Le ressenti utilisateur est similaire sur un moteur roue arrière. Sur un moteur central , la puissance est appliquée sur la chaîne et les pignons. Sur un moteur roue arrière, la puissance est appliquée directement à la roue, sans requérir à la transmission.

Lors de l’achat d’un vélo à assistance électrique, plusieurs critères entrent en considération afin de faire le choix le plus juste et adapté à ses besoins. L’un des principaux critères est la sélection du type de moteur.


En tant que spécialiste du vélo pliant et compact, nous avons dû faire des choix de conception dont celui concernant la motorisation de nos produits. Chacun de nos modèles est créé pour accompagner nos utilisateurs dans tous leurs trajets du quotidien, quelle que soit leur nature : vélotaf, intermodalité, ou loisirs. Pour cela, nos vélos se doivent d’être puissants et réactifs mais aussi pratiques et compacts. C'est ainsi que notre choix s'est porté sur un moteur roue arrière et non central comme sur la majorité des vélos de ville. 



Mais alors, pourquoi ce choix ? On vous explique tout !

Quelles différences entre un moteur central et roue arrière ?

Les principales différences entre un moteur roue arrière et un moteur central résident dans leur emplacement et le nombre de pièces sollicitées lors de la transmission du couple.

Des emplacements bien distincts

Le moteur central est situé au niveau du pédalier, ce qui le rend plus proche du centre de gravité du vélo. Le moteur roue arrière est quant à lui intégré dans le moyeu permettant une conception plus compacte et esthétique.

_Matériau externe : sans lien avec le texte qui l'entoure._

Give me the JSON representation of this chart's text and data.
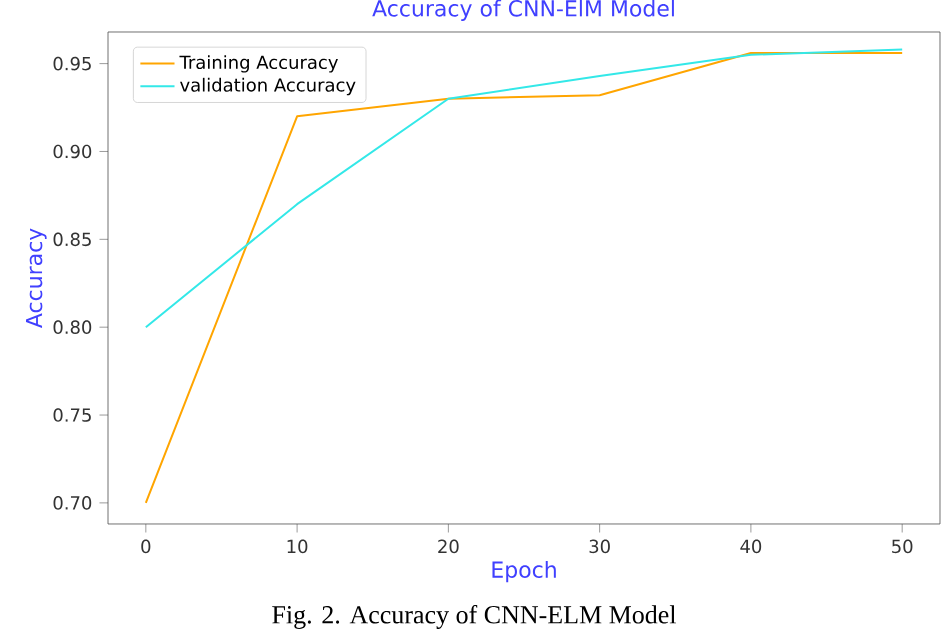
{
  "chart_data": {
    "type": "line",
    "title": "Accuracy of CNN-ElM Model",
    "xlabel": "Epoch",
    "ylabel": "Accuracy",
    "annotations": [
      "Fig. 2.   Accuracy of  CNN-ELM Model"
    ],
    "x": [
      0,
      10,
      20,
      30,
      40,
      50
    ],
    "series": [
      {
        "name": "Training Accuracy",
        "color": "#ffa500",
        "values": [
          0.7,
          0.92,
          0.93,
          0.932,
          0.956,
          0.956
        ]
      },
      {
        "name": "validation Accuracy",
        "color": "#33e8e8",
        "values": [
          0.8,
          0.87,
          0.93,
          0.943,
          0.955,
          0.958
        ]
      }
    ],
    "xlim": [
      -2.5,
      52.5
    ],
    "ylim": [
      0.688,
      0.968
    ],
    "xticks": [
      0,
      10,
      20,
      30,
      40,
      50
    ],
    "yticks": [
      {
        "value": 0.7,
        "label": "0.70"
      },
      {
        "value": 0.75,
        "label": "0.75"
      },
      {
        "value": 0.8,
        "label": "0.80"
      },
      {
        "value": 0.85,
        "label": "0.85"
      },
      {
        "value": 0.9,
        "label": "0.90"
      },
      {
        "value": 0.95,
        "label": "0.95"
      }
    ],
    "legend": "top left",
    "grid": false,
    "marker": "none",
    "line_style": "solid"
  }
}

Un ressenti utilisateur similaire

Lorsqu'on parle d’un moteur central, la puissance fournie est appliquée directement à la chaîne et aux pignons, ce qui favorise une transition en douceur entre l'assistance électrique et le pédalage manuel. Ce type de moteur nécessite cependant un entretien important des pièces car la chaîne de transmission est sollicitée.

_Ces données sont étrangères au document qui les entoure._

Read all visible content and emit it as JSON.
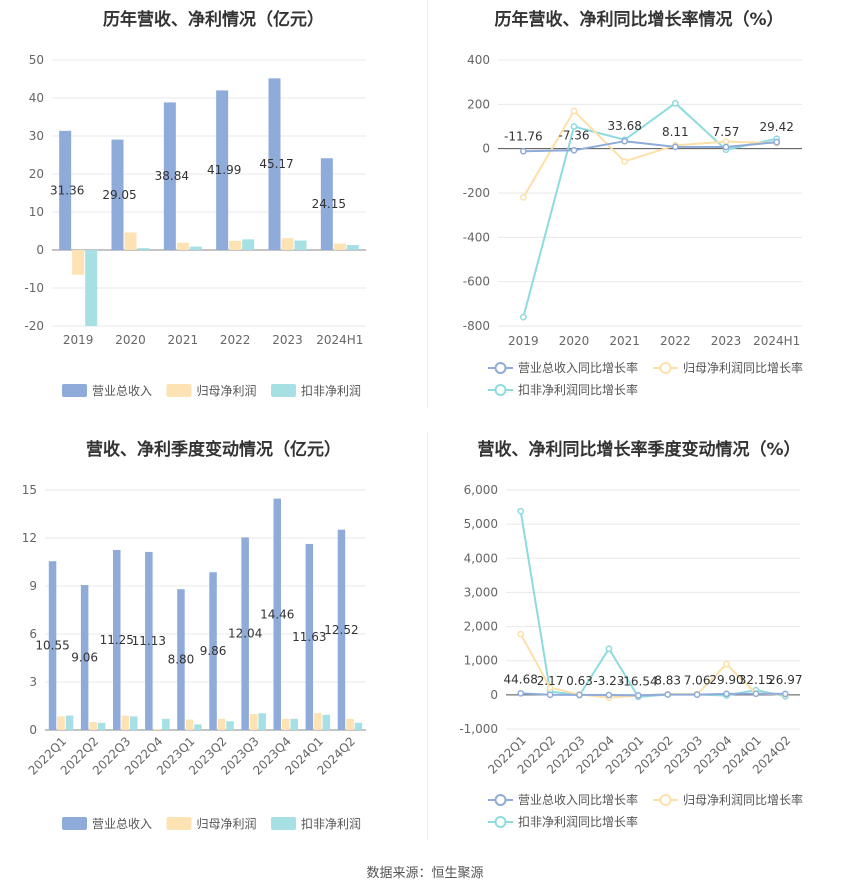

Lorsqu’on parle du moteur roue arrière, la puissance fournie est appliquée directement à la roue arrière plutôt qu'à la chaîne de transmission. Concernant nos vélos, le capteur de couple permet d'effacer le comportement moins naturel que l’on peut parfois reprocher à un moteur roue arrière. De plus, l'entretien des pièces est moins fréquent pour ce type de moteur.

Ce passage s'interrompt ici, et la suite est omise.